Des protestants soudanais rassemblés devant le quartier général de l’armée, le 17 mai. / MOHAMED EL-SHAHED / AFP

C’était juste avant iftar, la rupture du jeûne, quand toute la ville se hâtait au terme d’une journée de ramadan pour rentrer chez soi. Dans la fatigue et l’impatience, l’apparition sur la rue Obeib Khatim, aux abords de l’aéroport, d’une longue colonne de véhicules armés – une bonne trentaine au total, incluant pick-up chargés d’hommes armés et véhicules de transport de troupes blindés – a suscité un petit choc, dans Khartoum, dimanche 26 mai. A leur bord, des hommes en uniforme impeccables, canons de kalachnikovs en l’air, assis en rond autour de l’armement de leur véhicule, mitrailleuses 14.5 et même, pour certains, des lance-roquettes multiples à six tubes, déjà chargés. Cette colonne n’allait pas à l’assaut, mais partait accueillir à l’aéroport l’un des deux responsables du conseil militaire de transition (TMC), qui rentrait au Soudan.

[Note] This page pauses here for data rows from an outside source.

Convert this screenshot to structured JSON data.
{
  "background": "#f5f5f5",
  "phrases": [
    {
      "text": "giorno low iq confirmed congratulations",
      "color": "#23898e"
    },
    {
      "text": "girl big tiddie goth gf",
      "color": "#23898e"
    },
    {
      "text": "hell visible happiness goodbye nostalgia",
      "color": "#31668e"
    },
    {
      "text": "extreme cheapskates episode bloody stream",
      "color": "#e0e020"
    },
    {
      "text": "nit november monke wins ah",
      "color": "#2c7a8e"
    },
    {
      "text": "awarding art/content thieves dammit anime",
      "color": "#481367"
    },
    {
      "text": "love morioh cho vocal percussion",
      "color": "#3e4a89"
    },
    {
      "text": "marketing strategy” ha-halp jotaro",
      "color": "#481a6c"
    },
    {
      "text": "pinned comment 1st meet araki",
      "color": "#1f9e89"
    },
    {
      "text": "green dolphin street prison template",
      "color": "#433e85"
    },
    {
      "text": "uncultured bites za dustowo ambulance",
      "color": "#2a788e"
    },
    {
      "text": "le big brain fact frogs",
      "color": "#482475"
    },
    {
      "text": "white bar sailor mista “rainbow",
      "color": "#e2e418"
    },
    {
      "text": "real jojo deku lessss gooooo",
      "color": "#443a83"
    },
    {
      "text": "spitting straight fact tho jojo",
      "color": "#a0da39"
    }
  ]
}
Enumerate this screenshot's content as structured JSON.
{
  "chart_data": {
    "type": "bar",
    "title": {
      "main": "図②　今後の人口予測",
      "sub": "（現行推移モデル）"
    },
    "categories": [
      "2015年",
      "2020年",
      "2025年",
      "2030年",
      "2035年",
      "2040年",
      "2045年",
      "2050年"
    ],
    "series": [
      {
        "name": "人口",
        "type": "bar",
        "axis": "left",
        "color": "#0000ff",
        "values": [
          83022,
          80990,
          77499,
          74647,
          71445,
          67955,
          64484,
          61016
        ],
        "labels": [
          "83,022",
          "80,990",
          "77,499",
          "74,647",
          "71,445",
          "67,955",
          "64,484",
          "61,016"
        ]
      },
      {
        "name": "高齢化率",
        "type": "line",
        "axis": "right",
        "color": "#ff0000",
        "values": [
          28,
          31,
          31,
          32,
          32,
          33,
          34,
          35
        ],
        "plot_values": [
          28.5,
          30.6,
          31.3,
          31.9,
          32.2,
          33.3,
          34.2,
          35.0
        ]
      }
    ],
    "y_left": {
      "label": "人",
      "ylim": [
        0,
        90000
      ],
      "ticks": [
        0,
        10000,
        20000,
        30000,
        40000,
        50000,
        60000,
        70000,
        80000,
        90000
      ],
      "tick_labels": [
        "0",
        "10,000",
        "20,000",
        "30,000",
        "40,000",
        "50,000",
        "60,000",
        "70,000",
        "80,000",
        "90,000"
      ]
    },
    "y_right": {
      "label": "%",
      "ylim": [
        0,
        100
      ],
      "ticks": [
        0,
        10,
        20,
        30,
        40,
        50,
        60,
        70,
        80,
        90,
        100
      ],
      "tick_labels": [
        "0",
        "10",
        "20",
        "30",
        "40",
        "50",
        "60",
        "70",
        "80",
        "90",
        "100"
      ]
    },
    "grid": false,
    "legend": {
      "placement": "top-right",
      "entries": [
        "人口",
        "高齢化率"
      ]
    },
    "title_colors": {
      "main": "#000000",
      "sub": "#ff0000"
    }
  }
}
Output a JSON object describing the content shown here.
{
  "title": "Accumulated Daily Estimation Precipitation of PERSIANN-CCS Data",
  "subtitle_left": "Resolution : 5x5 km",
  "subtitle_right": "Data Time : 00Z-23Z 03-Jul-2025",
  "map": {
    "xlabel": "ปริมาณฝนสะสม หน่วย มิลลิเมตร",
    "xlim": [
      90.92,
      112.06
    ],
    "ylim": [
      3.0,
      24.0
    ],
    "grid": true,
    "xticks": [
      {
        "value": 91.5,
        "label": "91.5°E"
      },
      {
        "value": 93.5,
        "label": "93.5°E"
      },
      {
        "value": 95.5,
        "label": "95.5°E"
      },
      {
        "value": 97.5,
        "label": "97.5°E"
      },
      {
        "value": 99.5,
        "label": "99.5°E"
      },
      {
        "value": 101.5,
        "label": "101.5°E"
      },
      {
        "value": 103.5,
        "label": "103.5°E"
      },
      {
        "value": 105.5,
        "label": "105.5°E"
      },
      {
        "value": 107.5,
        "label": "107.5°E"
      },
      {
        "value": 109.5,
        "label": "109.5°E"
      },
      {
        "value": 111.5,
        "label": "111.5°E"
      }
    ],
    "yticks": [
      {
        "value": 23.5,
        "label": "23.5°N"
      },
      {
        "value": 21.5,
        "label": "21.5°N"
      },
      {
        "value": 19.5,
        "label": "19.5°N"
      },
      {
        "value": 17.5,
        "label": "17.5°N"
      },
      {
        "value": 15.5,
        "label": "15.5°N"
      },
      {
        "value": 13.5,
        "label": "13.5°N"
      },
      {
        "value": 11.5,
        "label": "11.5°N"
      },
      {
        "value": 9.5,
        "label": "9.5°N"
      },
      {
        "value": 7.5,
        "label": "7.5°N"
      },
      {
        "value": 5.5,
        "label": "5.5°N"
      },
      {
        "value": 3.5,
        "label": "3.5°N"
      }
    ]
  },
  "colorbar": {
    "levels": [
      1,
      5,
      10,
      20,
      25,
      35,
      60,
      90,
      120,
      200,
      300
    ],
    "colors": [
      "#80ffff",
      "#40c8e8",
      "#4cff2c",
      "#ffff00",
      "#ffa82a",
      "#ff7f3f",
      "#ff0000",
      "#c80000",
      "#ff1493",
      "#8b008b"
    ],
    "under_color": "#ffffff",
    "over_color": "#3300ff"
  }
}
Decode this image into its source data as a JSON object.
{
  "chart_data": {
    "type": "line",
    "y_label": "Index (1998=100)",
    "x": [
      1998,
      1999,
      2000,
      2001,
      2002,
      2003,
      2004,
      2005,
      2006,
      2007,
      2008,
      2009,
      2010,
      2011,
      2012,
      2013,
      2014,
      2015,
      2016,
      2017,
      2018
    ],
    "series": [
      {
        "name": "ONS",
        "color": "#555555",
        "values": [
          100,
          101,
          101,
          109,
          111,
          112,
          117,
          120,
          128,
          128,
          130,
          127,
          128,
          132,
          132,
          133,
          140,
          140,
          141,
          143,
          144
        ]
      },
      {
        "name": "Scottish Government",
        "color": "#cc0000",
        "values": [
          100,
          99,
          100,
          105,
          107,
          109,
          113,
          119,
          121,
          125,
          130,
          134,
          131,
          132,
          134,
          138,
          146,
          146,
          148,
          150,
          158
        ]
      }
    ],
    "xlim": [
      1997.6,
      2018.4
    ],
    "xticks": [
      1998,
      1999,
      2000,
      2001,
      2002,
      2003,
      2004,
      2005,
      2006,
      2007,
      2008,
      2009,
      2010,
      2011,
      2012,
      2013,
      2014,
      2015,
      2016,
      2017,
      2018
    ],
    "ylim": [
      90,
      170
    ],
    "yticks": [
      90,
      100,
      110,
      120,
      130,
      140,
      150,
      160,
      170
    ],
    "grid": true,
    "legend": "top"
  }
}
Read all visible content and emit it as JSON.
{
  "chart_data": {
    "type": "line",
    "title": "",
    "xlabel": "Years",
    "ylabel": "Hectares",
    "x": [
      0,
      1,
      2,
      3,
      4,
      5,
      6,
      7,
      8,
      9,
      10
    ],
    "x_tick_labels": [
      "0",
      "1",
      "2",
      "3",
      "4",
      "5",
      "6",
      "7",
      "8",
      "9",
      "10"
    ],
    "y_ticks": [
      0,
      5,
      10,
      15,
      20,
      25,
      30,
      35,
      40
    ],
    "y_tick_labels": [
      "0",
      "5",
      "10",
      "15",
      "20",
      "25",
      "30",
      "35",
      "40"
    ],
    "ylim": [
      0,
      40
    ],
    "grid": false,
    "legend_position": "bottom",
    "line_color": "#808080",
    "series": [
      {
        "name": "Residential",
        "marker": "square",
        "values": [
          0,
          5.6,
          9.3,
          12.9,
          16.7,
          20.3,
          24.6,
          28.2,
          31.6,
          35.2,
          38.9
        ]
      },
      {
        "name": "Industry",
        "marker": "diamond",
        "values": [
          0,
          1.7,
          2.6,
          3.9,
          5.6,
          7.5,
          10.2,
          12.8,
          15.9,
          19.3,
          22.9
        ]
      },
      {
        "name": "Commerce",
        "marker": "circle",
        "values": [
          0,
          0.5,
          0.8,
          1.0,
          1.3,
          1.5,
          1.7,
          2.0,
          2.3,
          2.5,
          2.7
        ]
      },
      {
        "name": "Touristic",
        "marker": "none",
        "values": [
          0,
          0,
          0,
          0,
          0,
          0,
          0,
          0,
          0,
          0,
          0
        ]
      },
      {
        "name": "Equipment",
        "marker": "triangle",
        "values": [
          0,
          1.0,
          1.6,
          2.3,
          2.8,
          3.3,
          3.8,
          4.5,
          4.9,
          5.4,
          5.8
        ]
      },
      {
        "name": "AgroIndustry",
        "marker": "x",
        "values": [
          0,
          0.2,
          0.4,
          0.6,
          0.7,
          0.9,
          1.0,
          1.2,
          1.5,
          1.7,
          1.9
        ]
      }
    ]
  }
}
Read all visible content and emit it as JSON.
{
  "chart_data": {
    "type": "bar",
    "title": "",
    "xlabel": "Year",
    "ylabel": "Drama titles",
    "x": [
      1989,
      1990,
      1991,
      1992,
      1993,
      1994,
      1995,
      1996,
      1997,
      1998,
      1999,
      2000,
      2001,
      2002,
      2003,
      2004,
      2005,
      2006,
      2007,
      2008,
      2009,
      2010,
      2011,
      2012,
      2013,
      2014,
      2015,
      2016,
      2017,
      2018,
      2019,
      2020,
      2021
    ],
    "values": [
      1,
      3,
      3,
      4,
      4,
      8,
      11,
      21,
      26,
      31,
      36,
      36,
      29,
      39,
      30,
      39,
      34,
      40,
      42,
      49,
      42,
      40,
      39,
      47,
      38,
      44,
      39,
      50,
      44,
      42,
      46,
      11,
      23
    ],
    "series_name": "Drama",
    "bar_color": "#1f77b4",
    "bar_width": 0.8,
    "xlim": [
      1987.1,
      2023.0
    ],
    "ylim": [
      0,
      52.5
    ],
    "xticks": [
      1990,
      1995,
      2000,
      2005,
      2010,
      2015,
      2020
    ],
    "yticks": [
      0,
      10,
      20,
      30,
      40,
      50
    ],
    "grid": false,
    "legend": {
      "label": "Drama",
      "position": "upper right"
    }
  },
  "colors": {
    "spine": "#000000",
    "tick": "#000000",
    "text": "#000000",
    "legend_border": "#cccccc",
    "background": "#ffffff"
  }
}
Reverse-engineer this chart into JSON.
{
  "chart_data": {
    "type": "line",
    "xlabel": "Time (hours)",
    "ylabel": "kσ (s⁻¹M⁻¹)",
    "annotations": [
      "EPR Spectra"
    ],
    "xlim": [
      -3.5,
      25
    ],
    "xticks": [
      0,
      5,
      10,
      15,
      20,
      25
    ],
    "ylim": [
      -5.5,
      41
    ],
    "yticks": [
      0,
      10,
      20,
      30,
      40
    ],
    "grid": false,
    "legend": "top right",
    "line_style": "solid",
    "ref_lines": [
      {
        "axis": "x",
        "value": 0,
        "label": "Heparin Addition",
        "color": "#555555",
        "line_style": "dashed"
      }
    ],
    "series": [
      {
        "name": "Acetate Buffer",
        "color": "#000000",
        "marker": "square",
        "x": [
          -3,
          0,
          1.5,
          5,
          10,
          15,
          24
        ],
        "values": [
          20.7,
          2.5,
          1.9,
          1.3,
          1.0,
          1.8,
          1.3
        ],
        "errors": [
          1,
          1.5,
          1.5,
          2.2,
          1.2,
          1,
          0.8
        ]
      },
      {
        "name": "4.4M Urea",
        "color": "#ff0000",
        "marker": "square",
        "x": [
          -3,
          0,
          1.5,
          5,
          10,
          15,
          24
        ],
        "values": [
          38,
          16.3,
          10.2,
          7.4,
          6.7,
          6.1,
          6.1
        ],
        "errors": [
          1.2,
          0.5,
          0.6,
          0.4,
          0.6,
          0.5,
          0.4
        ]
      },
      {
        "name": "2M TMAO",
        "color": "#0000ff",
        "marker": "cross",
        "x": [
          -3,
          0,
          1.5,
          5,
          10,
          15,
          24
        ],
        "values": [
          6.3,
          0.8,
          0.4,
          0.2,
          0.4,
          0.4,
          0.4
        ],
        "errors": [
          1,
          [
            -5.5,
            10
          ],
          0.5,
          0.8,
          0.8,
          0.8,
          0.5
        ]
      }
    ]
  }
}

Au cœur de Khartoum, l’aéroport est bordé sur sa partie nord par tout un ensemble de bâtiments militaires matérialisant le quartier général des forces armées. Sa vaste enceinte comprend aussi une résidence présidentielle, et, un peu plus bas en descendant le boulevard qui longe cet immense rectangle, le siège des services de renseignement, le NISS. Tout en haut, devant les portes ouvrant côté nord, entre le Nil et l’état-major de l’armée de l’air et de celui de la marine, s’ouvre le sit-in, cette cité de la révolution qui a poussé avec ses tentes et ses manifestants devant le quadrilatère militaire soudanais, et l’entrée VIP de l’aéroport. Dans cette ville si grande, si étalée, c’est dans ce tout petit coin, à deux pas du Nil bleu, que se joue la situation politique du pays. Et c’est pourquoi les passants, voyant défiler les hommes en armes, ont cru un instant que la violence allait commencer. Cette longue cohorte militaire ne provoquerait pas une telle émotion si le Soudan n’était pas le théâtre, dans une tension croissante, de difficultés à trouver une solution à la transition après le renversement d’Omar Al-Bachir, le 11 avril, et surtout si une grève générale de deux jours ne devait pas débuter dans ce climat, mardi 28 mai.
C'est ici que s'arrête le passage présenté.